By Betty Gandee
February is celebrated as American Heart Month in order to recognize and remember all those with heart conditions.
Heart month is used to educate and promote good heart health. Congenital heart defects are the most common birth defect in the United States, affecting nearly 40,000 births per year. Heart defects are present at birth and can include abnormalities in the heart’s structure, electrical system, and other abnormalities that affect the function of the heart. These conditions affect 1 in 100 babies born in the U.S. each year.
Cheyenne Quinn, a now active 11-year-old, was one of these babies born with atrial septal defect (ASD). This condition is when there is a hole in the septum between the heart’s two lower chambers and it allows blood to pass from the left side of the heart to the right side. Cheyenne underwent open heart surgery to repair this hole at 15 months old in Morgantown, WV.
Looking at Cheyenne now you wouldn’t see that the defect has slowed her down in any way. She is a happy girl that enjoys dance and cheerleading. She spends time with her friend Hannah, who underwent the same operation.

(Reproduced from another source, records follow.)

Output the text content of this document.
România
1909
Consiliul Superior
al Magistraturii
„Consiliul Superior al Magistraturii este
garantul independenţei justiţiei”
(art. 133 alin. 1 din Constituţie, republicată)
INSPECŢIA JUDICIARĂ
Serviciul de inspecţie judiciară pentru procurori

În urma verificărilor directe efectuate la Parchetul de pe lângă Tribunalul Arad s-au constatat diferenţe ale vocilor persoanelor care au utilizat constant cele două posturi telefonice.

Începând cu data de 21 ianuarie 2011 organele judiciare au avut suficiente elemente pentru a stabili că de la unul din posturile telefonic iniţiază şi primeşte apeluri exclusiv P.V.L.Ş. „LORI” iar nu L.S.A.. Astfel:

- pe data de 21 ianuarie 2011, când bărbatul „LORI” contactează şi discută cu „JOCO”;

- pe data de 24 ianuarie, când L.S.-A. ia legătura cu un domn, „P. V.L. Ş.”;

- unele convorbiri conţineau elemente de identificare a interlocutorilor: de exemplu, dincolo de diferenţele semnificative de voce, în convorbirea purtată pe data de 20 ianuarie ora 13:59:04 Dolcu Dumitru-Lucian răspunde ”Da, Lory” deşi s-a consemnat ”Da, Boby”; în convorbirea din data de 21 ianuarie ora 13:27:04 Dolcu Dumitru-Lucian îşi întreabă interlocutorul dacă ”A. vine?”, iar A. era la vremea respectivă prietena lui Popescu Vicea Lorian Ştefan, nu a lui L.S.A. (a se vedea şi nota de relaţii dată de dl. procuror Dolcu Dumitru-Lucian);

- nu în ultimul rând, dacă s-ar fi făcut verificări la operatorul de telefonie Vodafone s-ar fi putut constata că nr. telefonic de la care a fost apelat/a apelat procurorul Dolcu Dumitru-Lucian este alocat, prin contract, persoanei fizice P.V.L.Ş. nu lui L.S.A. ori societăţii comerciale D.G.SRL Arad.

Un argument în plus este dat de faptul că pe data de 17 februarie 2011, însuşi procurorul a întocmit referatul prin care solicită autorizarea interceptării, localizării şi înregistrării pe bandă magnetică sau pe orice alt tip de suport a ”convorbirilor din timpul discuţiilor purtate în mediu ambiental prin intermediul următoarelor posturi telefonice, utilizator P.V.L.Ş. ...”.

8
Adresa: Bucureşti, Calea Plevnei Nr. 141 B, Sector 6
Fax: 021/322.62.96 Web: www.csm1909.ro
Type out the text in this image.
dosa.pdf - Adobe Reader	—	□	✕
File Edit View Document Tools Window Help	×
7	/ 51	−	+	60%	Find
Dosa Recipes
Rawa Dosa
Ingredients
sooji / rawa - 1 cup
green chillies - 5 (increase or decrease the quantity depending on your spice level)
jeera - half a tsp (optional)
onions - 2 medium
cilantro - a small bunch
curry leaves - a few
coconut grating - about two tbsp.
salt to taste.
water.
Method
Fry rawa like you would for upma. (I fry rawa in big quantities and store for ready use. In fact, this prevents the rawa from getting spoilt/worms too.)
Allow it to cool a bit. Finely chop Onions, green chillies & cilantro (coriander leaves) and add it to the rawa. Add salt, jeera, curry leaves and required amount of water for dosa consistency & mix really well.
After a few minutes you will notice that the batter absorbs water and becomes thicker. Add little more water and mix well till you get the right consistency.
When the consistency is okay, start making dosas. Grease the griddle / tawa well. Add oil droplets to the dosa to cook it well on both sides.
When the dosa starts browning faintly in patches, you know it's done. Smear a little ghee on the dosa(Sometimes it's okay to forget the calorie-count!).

Hannah Gandee made the trip to Morgantown in November of 2011 when she was eight months old to undergo open heart surgery. Hannah also had ASD, which was successfully repaired through the operation. Hannah is a now very spunky 7-year-old who loves cheerleading, gymnastics and softball.
Many children suffer from heart related issues and these girls are lucky enough to be able to live normal lives, under the care of a pediatric cardiologist, with no medication or side effects from the defects. Cheyenne and Hannah let nothing slow them down. They are full force souls with tons of energy that live every day to the fullest.